Productivity has always been a core goal for finance teams, investing in both enterprise resource planning (ERP) and integrated best-of-breed platforms to unlock efficiencies that enable strategic decision-making and transformation projects. For the finance organization, productivity can translate into a variety of value-added outcomes: more efficient cash application and reconciliations, shortened close cycles, executing early payment discount programs, and receivables programs to unlock trapped cash, to name a few examples. The CIO and CFO, as the delivery agents for automation and business intelligence, become a stronger and more valued partner for the overall finance organization by delivering automation and efficiency.
Recently, the migration to cloud ERPs has offered open API innovation providing integration via real-time API-based connectors between the ERP and a variety of external (e.g., accounts receivable (AR), accounts payable (AP), treasury, investment/FX portals and banks) and internal (e.g., business intelligence apps and data lakes) systems. This not only increases the speed of data transfer but also introduces additional time-saving features such as better confidence in wire/deal settlements, liquidity availability, and payment fraud detection across the ERP and ancillary systems. The increase in access to analytically focused apps is a win on its own, but when coupled with a networked ERP, CFOs are given a powerful solution to drive analytics-based decisioning. Automation, therefore, is a prerequisite to a higher order of analytics and business intelligence.
Augmented Analytics
A critical signpost on the road to business intelligence is the progression from a system of record to a system of insight. Today’s ERPs make for fantastic systems of record. As the single source of truth for financial operations, the modern ERP is accessible across the organization and designed to collect data and drive business workflow.
To become truly insightful, CIOs must provide their finance stakeholders with new, emergent technologies to ensure data becomes information that is structured and intelligent. CIOs – to keep their organizations competitive –are looking to artificial intelligence and machine learning, offering improved predictability, exception identification, or ideally both. This requirement for augmented analytics such as machine learning, a part of the AI family, has been especially fueled by the immense volume of data that finance teams have access to and are required to find meaning in.
One example includes B2B payments, managed by accounts payable (AP) within the CFO’s team. Payment workflows require multiple decision points, each necessitating a level of review by one or more individuals. Have there been enough approvals for this large dollar international payment, do we have the required documentation to approve the payment request, is this the correct bank account for our new vendor, and so forth. Individually these decisions and corresponding steps would be built within the AP workflow in the ERP and/or AP portal. However, in today’s world of payments fraud and real-time payments (which settle immediately and cannot be repatriated in the case of a mistake or fraud), a recommended practice by most CIOs and auditors is to perform an AP audit, a final screen of all outgoing payments to ensure compliance with internal payment policies and good corporate governance. Augmented analytics such as machine learning are critical for the task given such an audit cannot be performed over days, hours, or even minutes. It must be in real-time to ensure vendors are paid, payroll is funded, and financial contracts are settled with banks and counterparties. A machine learning algorithm can be trained on the entire payment history of the organization to identify payment anomalies – potentially suspicious payments that require further review before sending to banks for settlement.

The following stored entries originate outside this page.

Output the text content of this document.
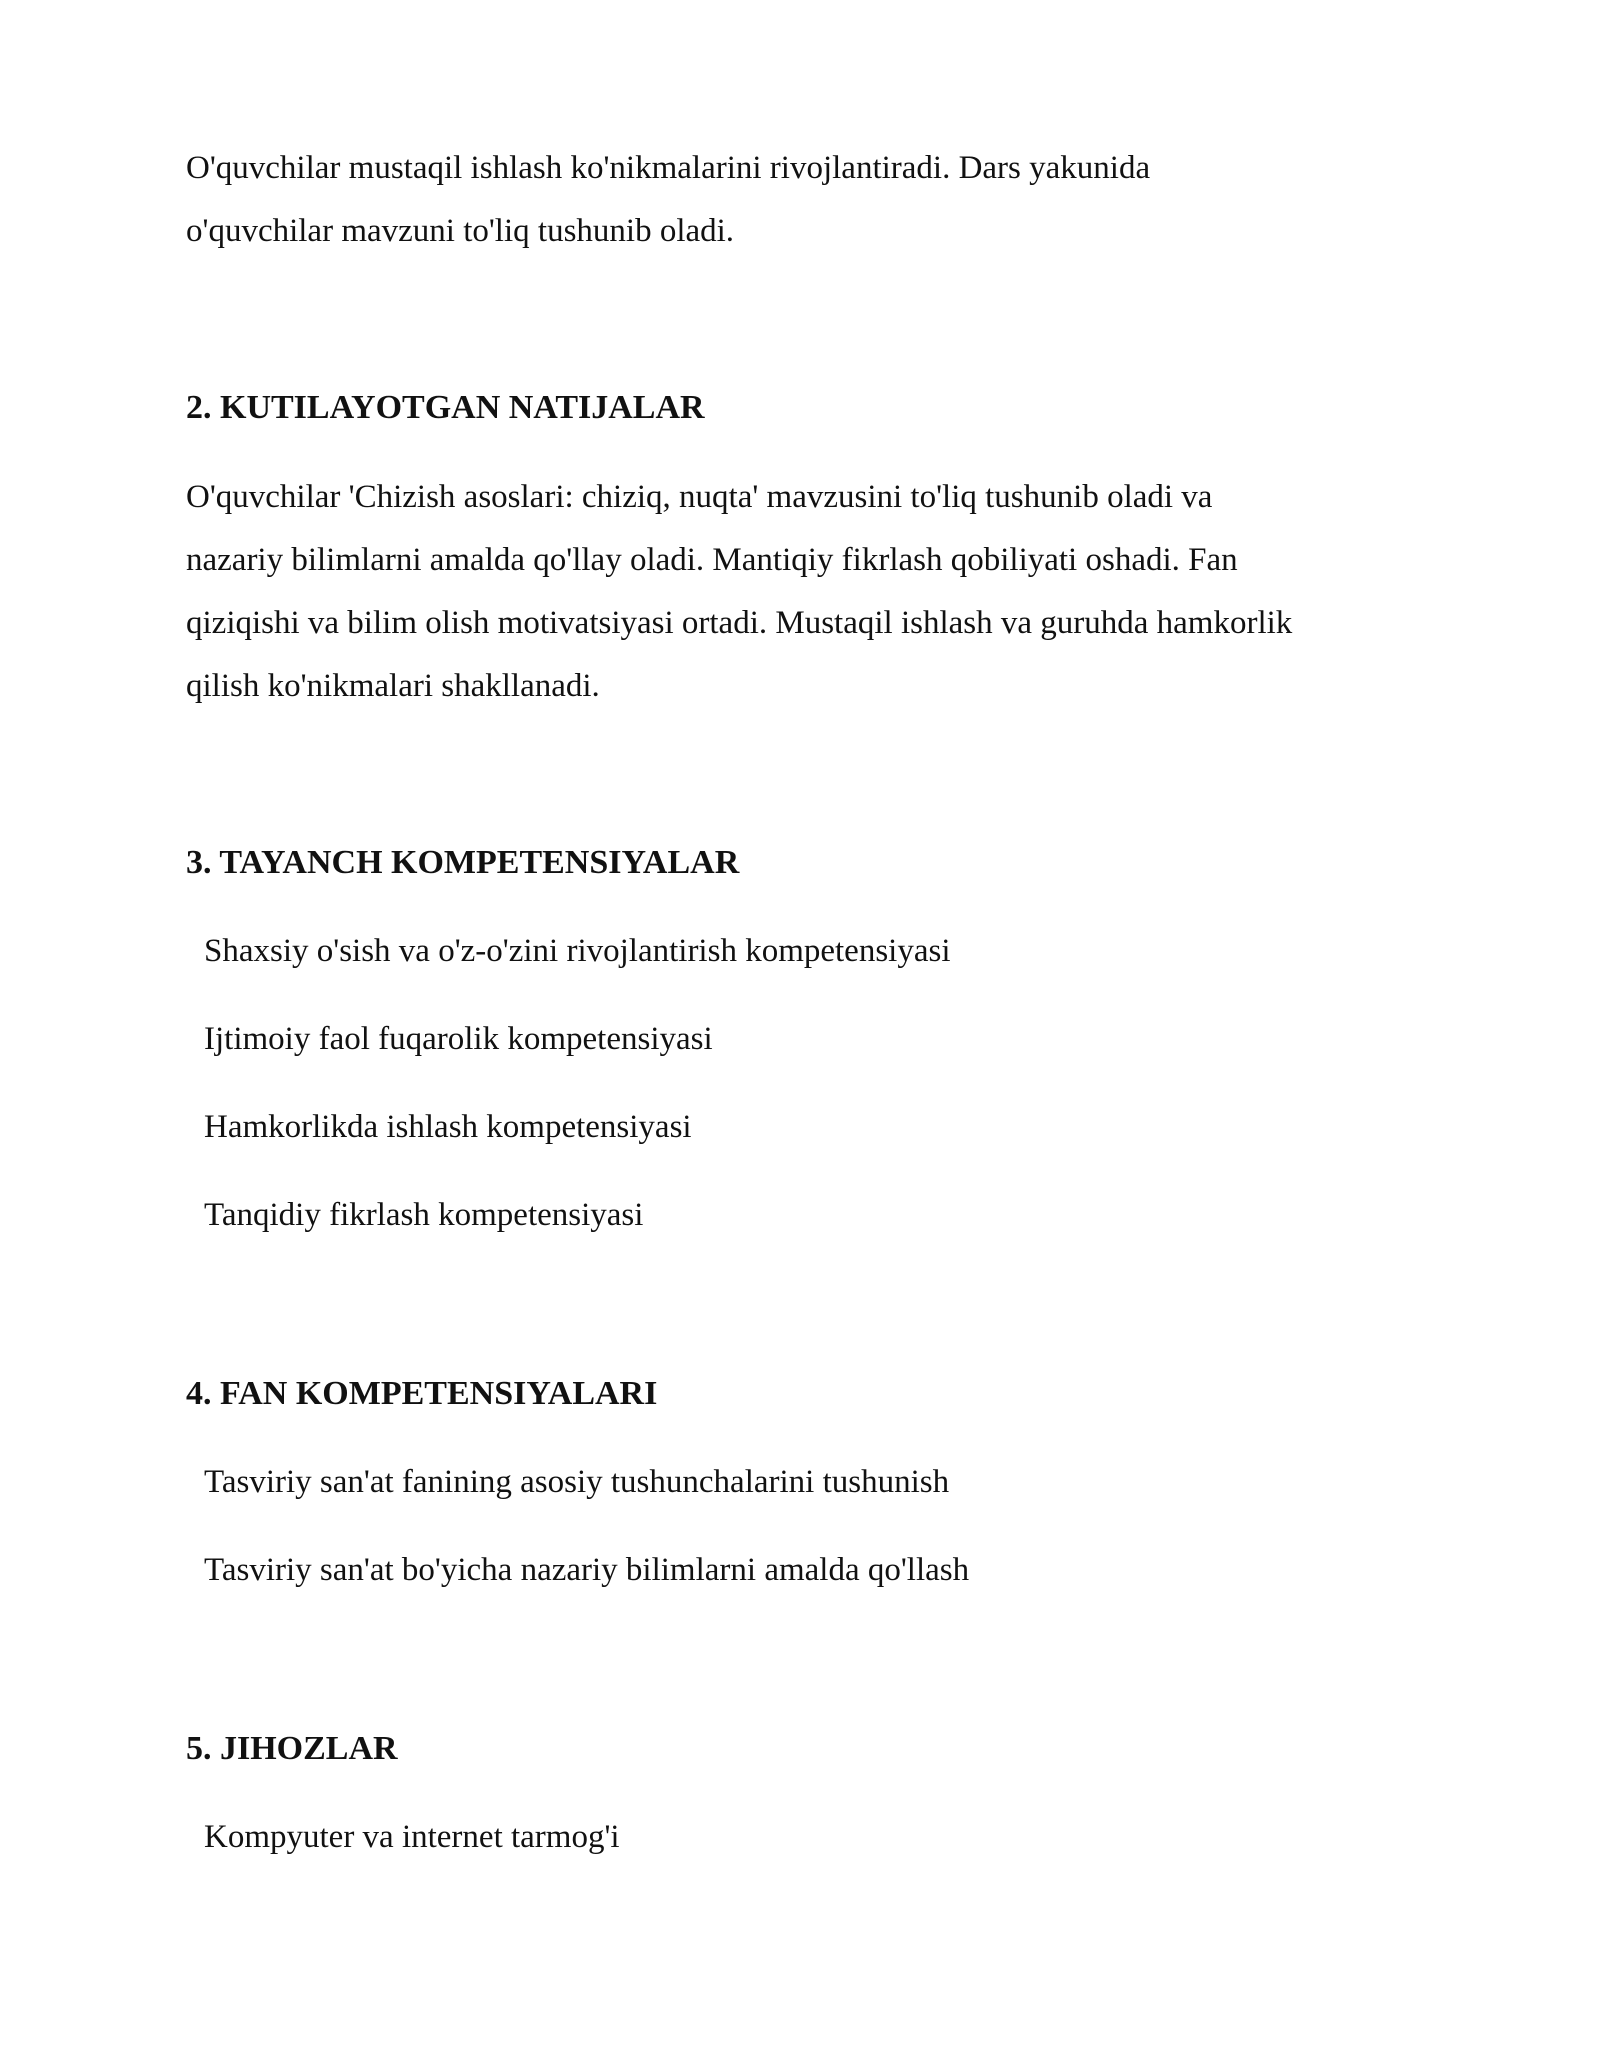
O'quvchilar mustaqil ishlash ko'nikmalarini rivojlantiradi. Dars yakunida

o'quvchilar mavzuni to'liq tushunib oladi.

2. KUTILAYOTGAN NATIJALAR

O'quvchilar 'Chizish asoslari: chiziq, nuqta' mavzusini to'liq tushunib oladi va

nazariy bilimlarni amalda qo'llay oladi. Mantiqiy fikrlash qobiliyati oshadi. Fan

qiziqishi va bilim olish motivatsiyasi ortadi. Mustaqil ishlash va guruhda hamkorlik

qilish ko'nikmalari shakllanadi.

3. TAYANCH KOMPETENSIYALAR

Shaxsiy o'sish va o'z-o'zini rivojlantirish kompetensiyasi

Ijtimoiy faol fuqarolik kompetensiyasi

Hamkorlikda ishlash kompetensiyasi

Tanqidiy fikrlash kompetensiyasi

4. FAN KOMPETENSIYALARI

Tasviriy san'at fanining asosiy tushunchalarini tushunish

Tasviriy san'at bo'yicha nazariy bilimlarni amalda qo'llash

5. JIHOZLAR

Kompyuter va internet tarmog'i
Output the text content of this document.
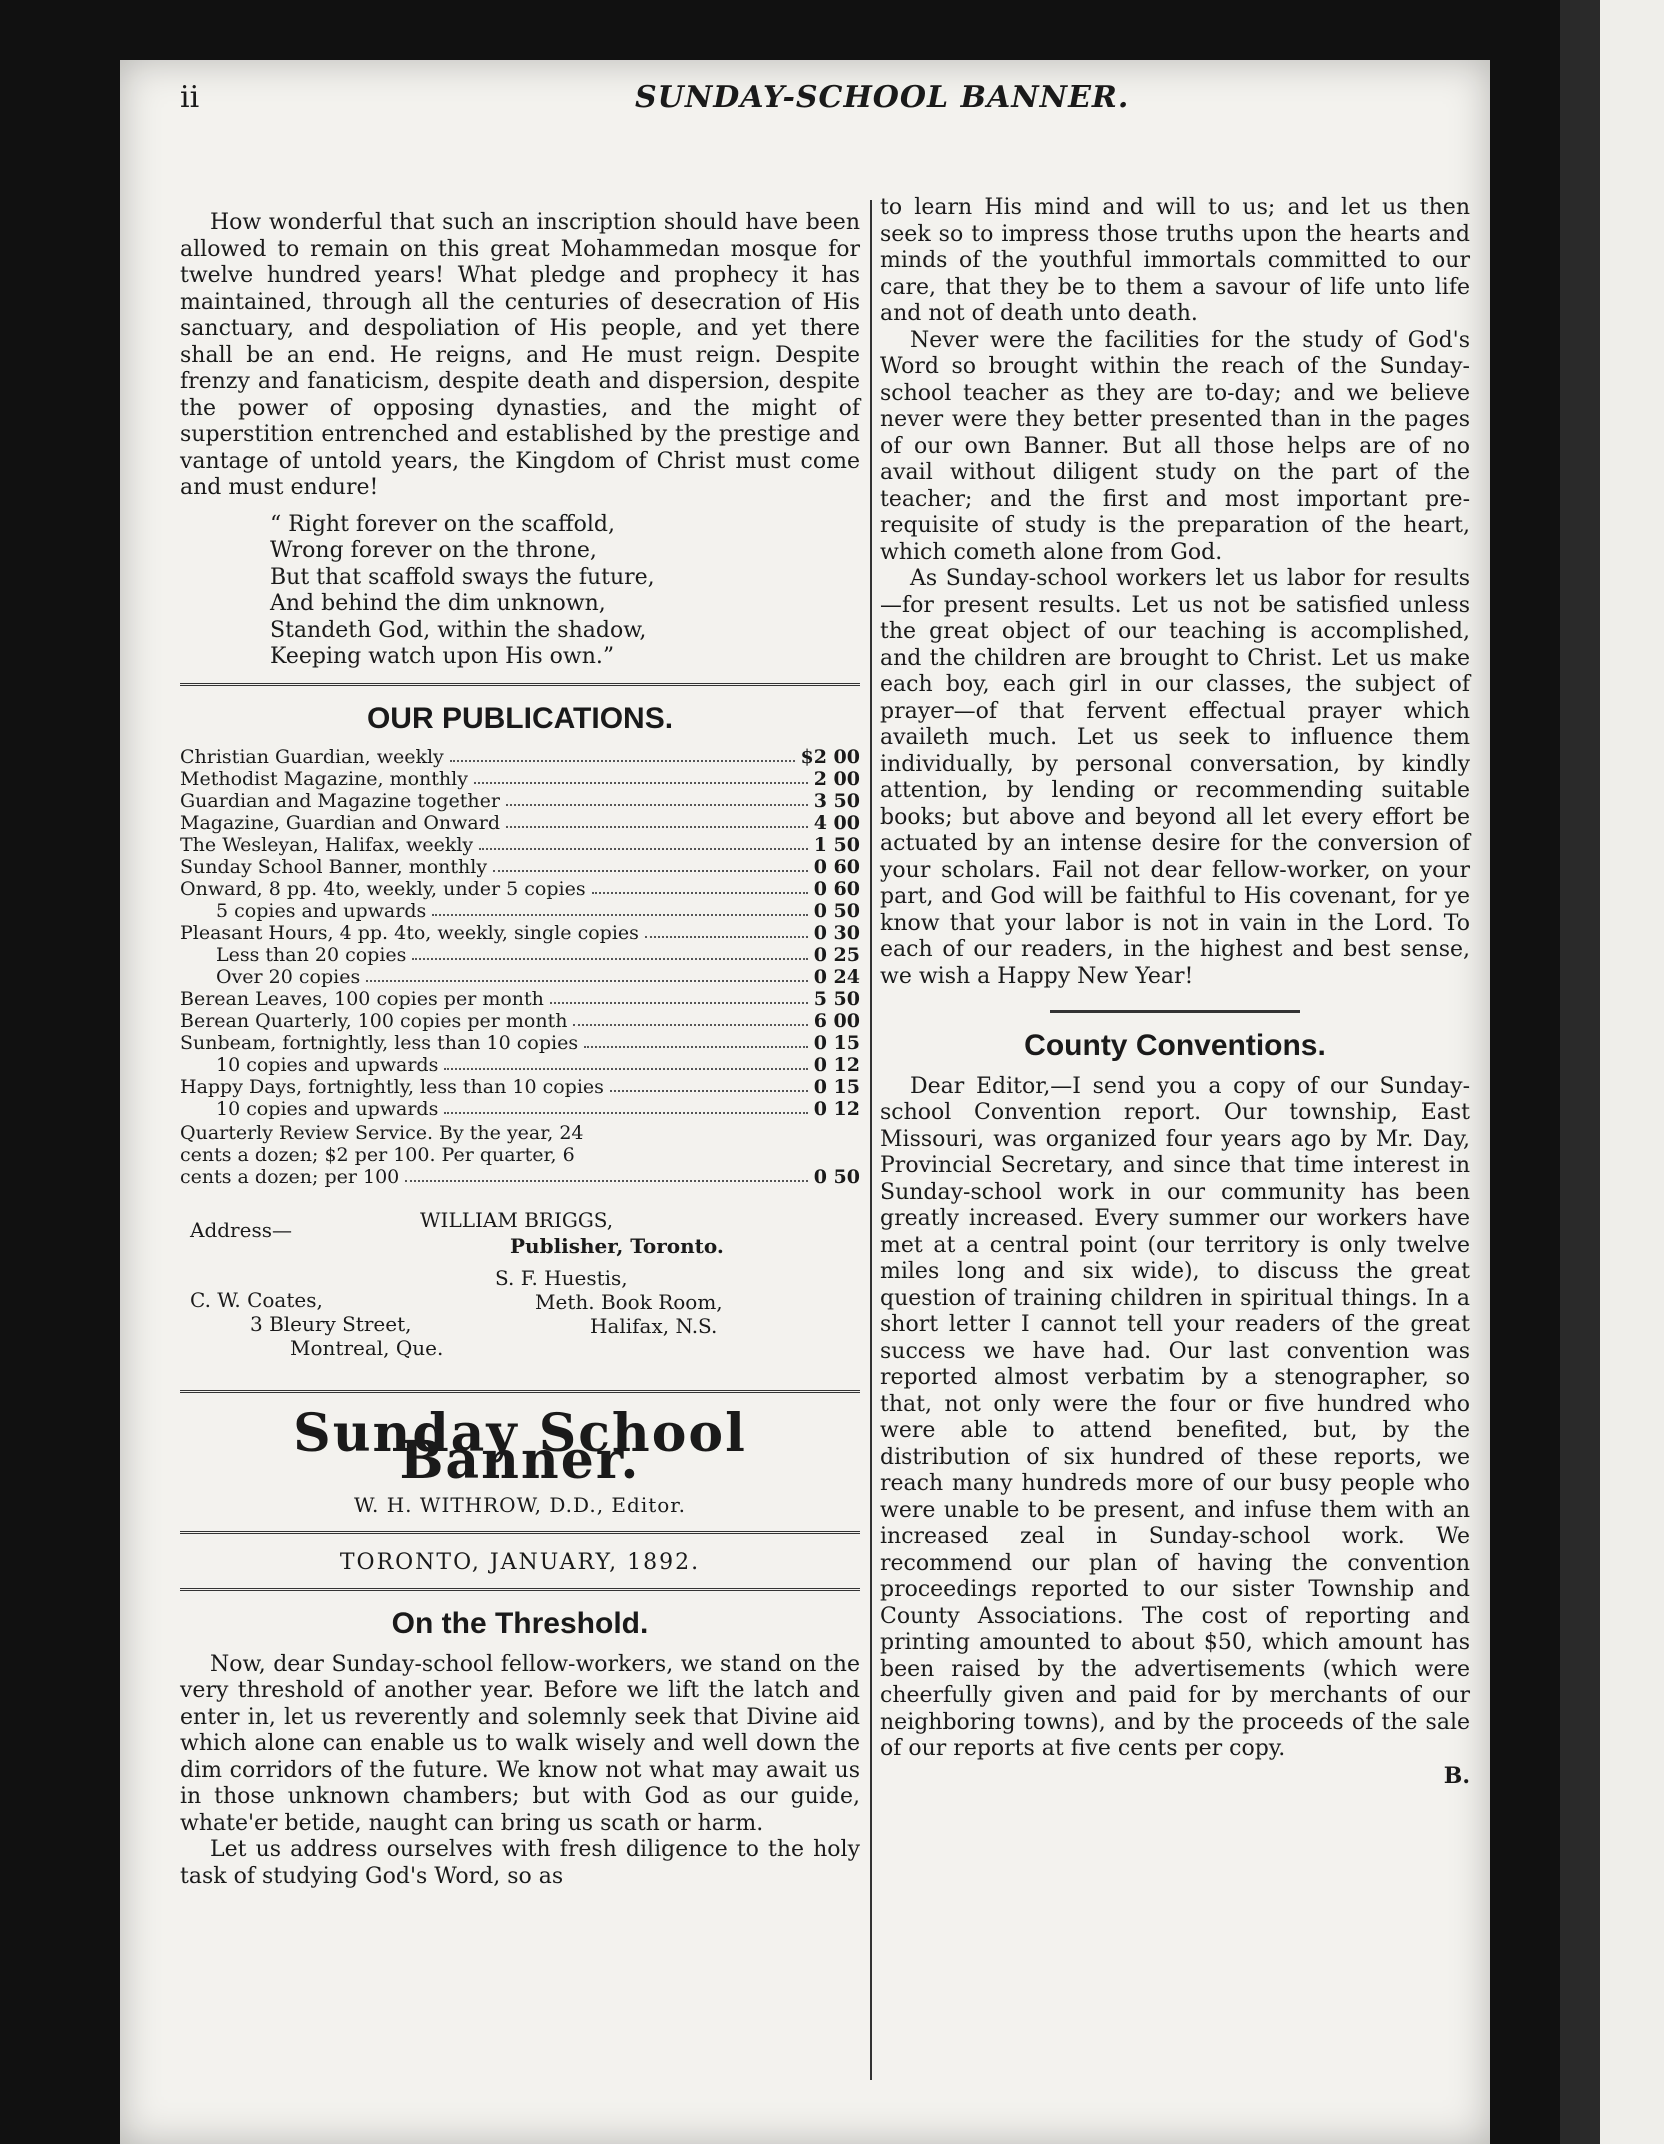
ii	SUNDAY-SCHOOL BANNER.

How wonderful that such an inscription should have been allowed to remain on this great Mohammedan mosque for twelve hundred years! What pledge and prophecy it has maintained, through all the centuries of desecration of His sanctuary, and despoliation of His people, and yet there shall be an end. He reigns, and He must reign. Despite frenzy and fanaticism, despite death and dispersion, despite the power of opposing dynasties, and the might of superstition entrenched and established by the prestige and vantage of untold years, the Kingdom of Christ must come and must endure!

“ Right forever on the scaffold,
Wrong forever on the throne,
But that scaffold sways the future,
And behind the dim unknown,
Standeth God, within the shadow,
Keeping watch upon His own.”
OUR PUBLICATIONS.
Christian Guardian, weekly	$2 00
Methodist Magazine, monthly	2 00
Guardian and Magazine together	3 50
Magazine, Guardian and Onward	4 00
The Wesleyan, Halifax, weekly	1 50
Sunday School Banner, monthly	0 60
Onward, 8 pp. 4to, weekly, under 5 copies	0 60
5 copies and upwards	0 50
Pleasant Hours, 4 pp. 4to, weekly, single copies	0 30
Less than 20 copies	0 25
Over 20 copies	0 24
Berean Leaves, 100 copies per month	5 50
Berean Quarterly, 100 copies per month	6 00
Sunbeam, fortnightly, less than 10 copies	0 15
10 copies and upwards	0 12
Happy Days, fortnightly, less than 10 copies	0 15
10 copies and upwards	0 12
Quarterly Review Service. By the year, 24
cents a dozen; $2 per 100. Per quarter, 6
cents a dozen; per 100	0 50
Address—	WILLIAM BRIGGS,
Publisher, Toronto.
C. W. Coates,
3 Bleury Street,
Montreal, Que.
S. F. Huestis,
Meth. Book Room,
Halifax, N.S.
Sunday School Banner.
W. H. WITHROW, D.D., Editor.
TORONTO, JANUARY, 1892.
On the Threshold.

Now, dear Sunday-school fellow-workers, we stand on the very threshold of another year. Before we lift the latch and enter in, let us reverently and solemnly seek that Divine aid which alone can enable us to walk wisely and well down the dim corridors of the future. We know not what may await us in those unknown chambers; but with God as our guide, whate'er betide, naught can bring us scath or harm.

Let us address ourselves with fresh diligence to the holy task of studying God's Word, so as

to learn His mind and will to us; and let us then seek so to impress those truths upon the hearts and minds of the youthful immortals committed to our care, that they be to them a savour of life unto life and not of death unto death.

Never were the facilities for the study of God's Word so brought within the reach of the Sunday-school teacher as they are to-day; and we believe never were they better presented than in the pages of our own Banner. But all those helps are of no avail without diligent study on the part of the teacher; and the first and most important pre-requisite of study is the preparation of the heart, which cometh alone from God.

As Sunday-school workers let us labor for results—for present results. Let us not be satisfied unless the great object of our teaching is accomplished, and the children are brought to Christ. Let us make each boy, each girl in our classes, the subject of prayer—of that fervent effectual prayer which availeth much. Let us seek to influence them individually, by personal conversation, by kindly attention, by lending or recommending suitable books; but above and beyond all let every effort be actuated by an intense desire for the conversion of your scholars. Fail not dear fellow-worker, on your part, and God will be faithful to His covenant, for ye know that your labor is not in vain in the Lord. To each of our readers, in the highest and best sense, we wish a Happy New Year!

County Conventions.

Dear Editor,—I send you a copy of our Sunday-school Convention report. Our township, East Missouri, was organized four years ago by Mr. Day, Provincial Secretary, and since that time interest in Sunday-school work in our community has been greatly increased. Every summer our workers have met at a central point (our territory is only twelve miles long and six wide), to discuss the great question of training children in spiritual things. In a short letter I cannot tell your readers of the great success we have had. Our last convention was reported almost verbatim by a stenographer, so that, not only were the four or five hundred who were able to attend benefited, but, by the distribution of six hundred of these reports, we reach many hundreds more of our busy people who were unable to be present, and infuse them with an increased zeal in Sunday-school work. We recommend our plan of having the convention proceedings reported to our sister Township and County Associations. The cost of reporting and printing amounted to about $50, which amount has been raised by the advertisements (which were cheerfully given and paid for by merchants of our neighboring towns), and by the proceeds of the sale of our reports at five cents per copy.

B.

Further analytics identify exceptions to payment policies, not only flagging non-compliant items but also learning from the false positives of prior analyses to ensure expediency and focus the CFO’s and internal audit’s time on truly serious items. Given the time restrictions as well as the increased data volumes, human eyes cannot keep up. The learned experience of artificially intelligent models is the only choice.
Another example involves the CFO’s need for precise and intelligent decisioning of enterprise liquidity, a responsibility which was especially on display at the height of the pandemic. Many CFOs struggled to deliver precise views into cash and liquidity, creating downstream challenges for payments and receivables teams on how to manage working capital. As a result, many supplier payments were delayed, and receivables unnecessarily (and expensively) accelerated to ensure sufficient liquidity was available to manage the business day to day. The predictability offered by artificial intelligence would have given treasurers, finance directors and their CFOs multiple views of the cash forecast across a variety of scenarios, the most alarming of which could have been modeled back to the 2008/2009 credit crisis. Finding meaning in historical data was a lifeline many CFOs did not have, which hindered data-driven, business intelligent decisions that could have saved organizations significant time and cost.
Achieving Business Intelligence
As CFOs look ahead to post-pandemic planning, they rely on their CIO partners to support their organizations through the combination of artificial intelligence and business intelligence tools. This marriage of analytics and insight, delivered by building out the ERP with a connected ecosystem of business applications, offers insightful data analyses presented in dynamic dashboards to simplify complex financial decision-making. Few things make a CFO happier than insightful information presented in one view, proactively offered and available on-demand. Armed with that perfect combination, CFOs can rest assured they have achieved business intelligence.